当時はまだ日々の痛みやこわばりとの悪戦苦闘で、あまり細かいことにまで気が回りませんでしたが、こうしてみると、特に背骨を動かすという点で、私の線維筋痛症の症状改善に良かったと思います。首・背中の痛みやこわばりは尋常ではなく、無意識ながら長年それを庇うように背中を極力動かさないような生活をしていました。整骨院で分かった体の歪みもそこからきていた可能性が高いと思いますが、それを太極拳で背骨を動かし、ほんの一時でも身体の緊張が抜けたこともプラスに働いたのではないかと思います。他にも、症状が強く横になることが多かった私にとっては、脚の筋力にも効果があったように感じます。
自己改善を目指す際、何をするにせよ、自分がしていることのどこにどんな利点や効果があるのかを事前に知識として取り入れておくことが大事だと思います。痛みやその他多くの症状でなかなか自分で積極的に調べようという気持ちにはなれないのは至極普通だと思いますが、ほんの少し自分がしていることが何に効果があるかを知っているだけで、運動や症状に向き合う姿勢が変わってきます。太極拳については、公益社団法人日本武術太極拳連盟がその健康効果について以下のことを挙げていますので、自分に何か当てはまることがあれば、それを意識してやってみるのも良いかもしれません。
何事も長く続けられる越したことはありませんが、私が太極拳を続けたのはそれ程長くはなく、半年から1年ぐらいです。やはり指導者もなく、自己流だけでこの太極拳を続けていくには困難も感じましたし、どうしても日常的に横にになりがちだった当時の私の体では、それを克服するだけの準備はできていなかったと思います。今現在は太極拳はしていませんが、日常的痛みやこわばりから解放された今の状態でもやってみるとまた随分違うのかもしれません。

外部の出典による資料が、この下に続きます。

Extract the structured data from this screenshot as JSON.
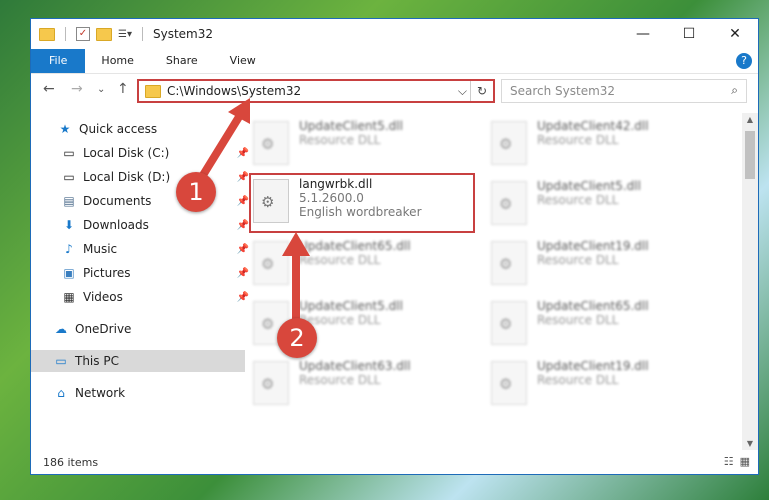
{
  "window": {
    "title": "System32",
    "controls": {
      "minimize": "—",
      "maximize": "☐",
      "close": "✕"
    }
  },
  "ribbon": {
    "tabs": [
      "File",
      "Home",
      "Share",
      "View"
    ],
    "help": "?"
  },
  "address_bar": {
    "path": "C:\\Windows\\System32",
    "dropdown": "⌵",
    "refresh": "↻"
  },
  "search": {
    "placeholder": "Search System32",
    "icon": "⌕"
  },
  "nav_buttons": {
    "back": "←",
    "forward": "→",
    "recent": "⌄",
    "up": "↑"
  },
  "sidebar": {
    "items": [
      {
        "label": "Quick access",
        "icon": "star-icon",
        "pinned": false
      },
      {
        "label": "Local Disk (C:)",
        "icon": "drive-icon",
        "pinned": true
      },
      {
        "label": "Local Disk (D:)",
        "icon": "drive-icon",
        "pinned": true
      },
      {
        "label": "Documents",
        "icon": "documents-icon",
        "pinned": true
      },
      {
        "label": "Downloads",
        "icon": "download-icon",
        "pinned": true
      },
      {
        "label": "Music",
        "icon": "music-icon",
        "pinned": true
      },
      {
        "label": "Pictures",
        "icon": "pictures-icon",
        "pinned": true
      },
      {
        "label": "Videos",
        "icon": "videos-icon",
        "pinned": true
      },
      {
        "label": "OneDrive",
        "icon": "cloud-icon",
        "pinned": false
      },
      {
        "label": "This PC",
        "icon": "computer-icon",
        "pinned": false
      },
      {
        "label": "Network",
        "icon": "network-icon",
        "pinned": false
      }
    ],
    "selected": "This PC"
  },
  "files": {
    "left": [
      {
        "name": "UpdateClient5.dll",
        "type": "Resource DLL"
      },
      {
        "name": "langwrbk.dll",
        "version": "5.1.2600.0",
        "description": "English wordbreaker"
      },
      {
        "name": "UpdateClient65.dll",
        "type": "Resource DLL"
      },
      {
        "name": "UpdateClient5.dll",
        "type": "Resource DLL"
      },
      {
        "name": "UpdateClient63.dll",
        "type": "Resource DLL"
      }
    ],
    "right": [
      {
        "name": "UpdateClient42.dll",
        "type": "Resource DLL"
      },
      {
        "name": "UpdateClient5.dll",
        "type": "Resource DLL"
      },
      {
        "name": "UpdateClient19.dll",
        "type": "Resource DLL"
      },
      {
        "name": "UpdateClient65.dll",
        "type": "Resource DLL"
      },
      {
        "name": "UpdateClient19.dll",
        "type": "Resource DLL"
      }
    ]
  },
  "status": {
    "item_count": "186 items"
  },
  "annotations": {
    "step1": "1",
    "step2": "2",
    "color": "#d8473c"
  }
}
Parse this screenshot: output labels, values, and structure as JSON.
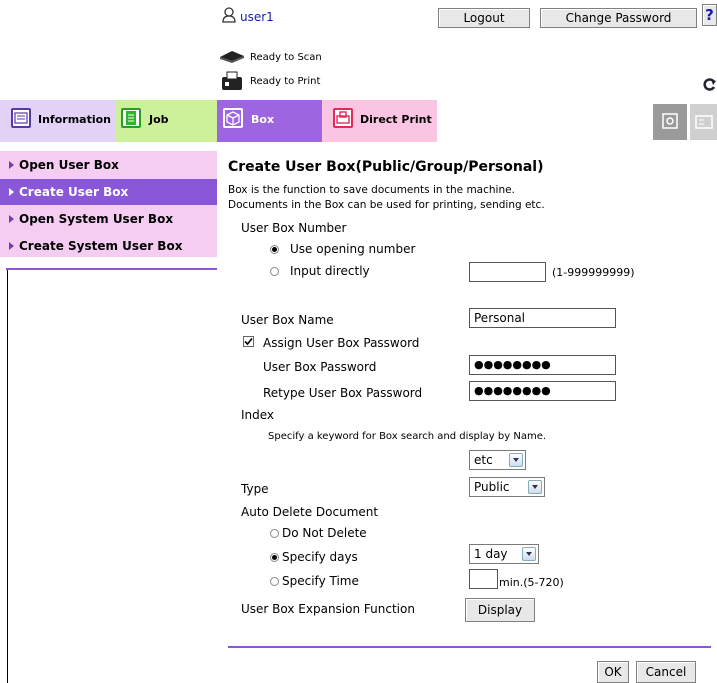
{
  "header": {
    "username": "user1",
    "logout_label": "Logout",
    "change_password_label": "Change Password",
    "help_label": "?",
    "scan_status": "Ready to Scan",
    "print_status": "Ready to Print"
  },
  "tabs": [
    {
      "label": "Information"
    },
    {
      "label": "Job"
    },
    {
      "label": "Box"
    },
    {
      "label": "Direct Print"
    }
  ],
  "sidebar": {
    "items": [
      {
        "label": "Open User Box"
      },
      {
        "label": "Create User Box"
      },
      {
        "label": "Open System User Box"
      },
      {
        "label": "Create System User Box"
      }
    ]
  },
  "main": {
    "title": "Create User Box(Public/Group/Personal)",
    "description1": "Box is the function to save documents in the machine.",
    "description2": "Documents in the Box can be used for printing, sending etc.",
    "box_number_label": "User Box Number",
    "use_opening_number": "Use opening number",
    "input_directly": "Input directly",
    "number_range": "(1-999999999)",
    "box_name_label": "User Box Name",
    "box_name_value": "Personal",
    "assign_password_label": "Assign User Box Password",
    "password_label": "User Box Password",
    "password_value": "●●●●●●●●",
    "retype_password_label": "Retype User Box Password",
    "retype_password_value": "●●●●●●●●",
    "index_label": "Index",
    "index_hint": "Specify a keyword for Box search and display by Name.",
    "index_value": "etc",
    "type_label": "Type",
    "type_value": "Public",
    "auto_delete_label": "Auto Delete Document",
    "do_not_delete": "Do Not Delete",
    "specify_days": "Specify days",
    "days_value": "1 day",
    "specify_time": "Specify Time",
    "time_range": "min.(5-720)",
    "expansion_label": "User Box Expansion Function",
    "display_label": "Display",
    "ok_label": "OK",
    "cancel_label": "Cancel"
  },
  "colors": {
    "sidebar_bg": "#f5ccf2",
    "sidebar_active": "#8a57d8",
    "box_tab": "#9d66e0",
    "info_tab": "#e2d2f6",
    "job_tab": "#cdf09a",
    "print_tab": "#f9c5e3",
    "divider": "#8a57d8"
  }
}
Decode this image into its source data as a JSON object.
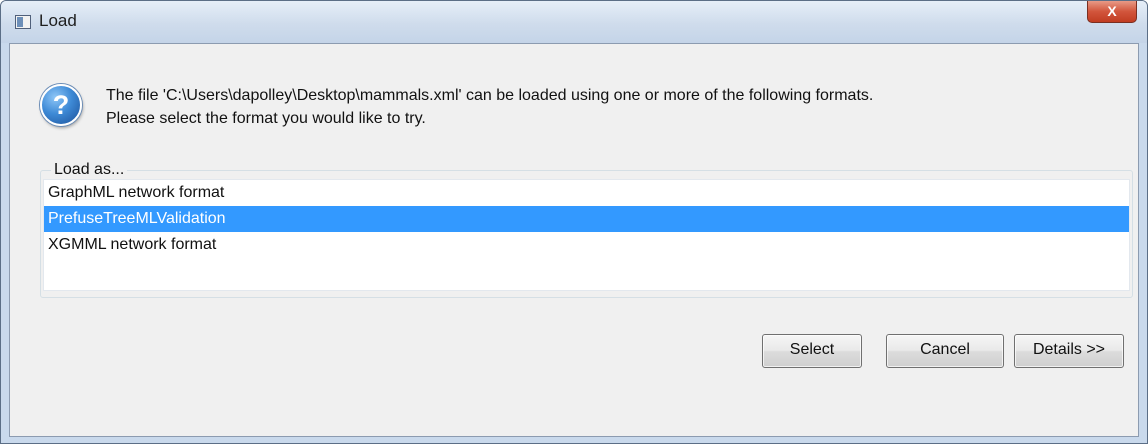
{
  "window": {
    "title": "Load",
    "close_label": "X"
  },
  "dialog": {
    "icon": "question-icon",
    "message_line1": "The file 'C:\\Users\\dapolley\\Desktop\\mammals.xml' can be loaded using one or more of the following formats.",
    "message_line2": "Please select the format you would like to try.",
    "group_label": "Load as...",
    "formats": [
      {
        "label": "GraphML network format",
        "selected": false
      },
      {
        "label": "PrefuseTreeMLValidation",
        "selected": true
      },
      {
        "label": "XGMML network format",
        "selected": false
      }
    ]
  },
  "buttons": {
    "select": "Select",
    "cancel": "Cancel",
    "details": "Details >>"
  },
  "colors": {
    "selection": "#3399ff",
    "close_button": "#c13d22"
  }
}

いずれにしても、こうした運動療法を行うには、線維筋痛症について専門的知識のある適切な運動療法指導者が必要であると今更ながら痛感します。今でこそ、当時私がやっていた太極拳が自分の肉体的許容を超えるものであったと分かりますが、その当時は何でもいいいから良いと言われるものはとりあえず自分でやってみるということの繰り返しでした。そのため、症状改善への道も随分遠回りをしてきたように思います。何とか自分で痛みのない生活にまで辿り着くことができた今となってはそれが良いも悪いもありませんが、同様の症状を抱えている方が多くいるわけですから、線維筋痛症に対する専門的知識を持った運動療法指導者が治療の一環として配置されることが今後必要であることは確かだと思います。
【参考文献】
Wang, C., Schmid, C. H., Rones, R., Kalish, R., Yinh, J., Goldenberg, D. L., … & McAlindon, T. (2010). A randomized trial of tai chi for fibromyalgia. New England Journal of Medicine, 363(8), 743-754.
Wang, C., Schmid, C. H., Fielding, R. A., Harvey, W. F., Reid, K. F., Price, L. L., … & McAlindon, T. (2018). Effect of tai chi versus aerobic exercise for fibromyalgia: comparative effectiveness randomized controlled trial. bmj, 360.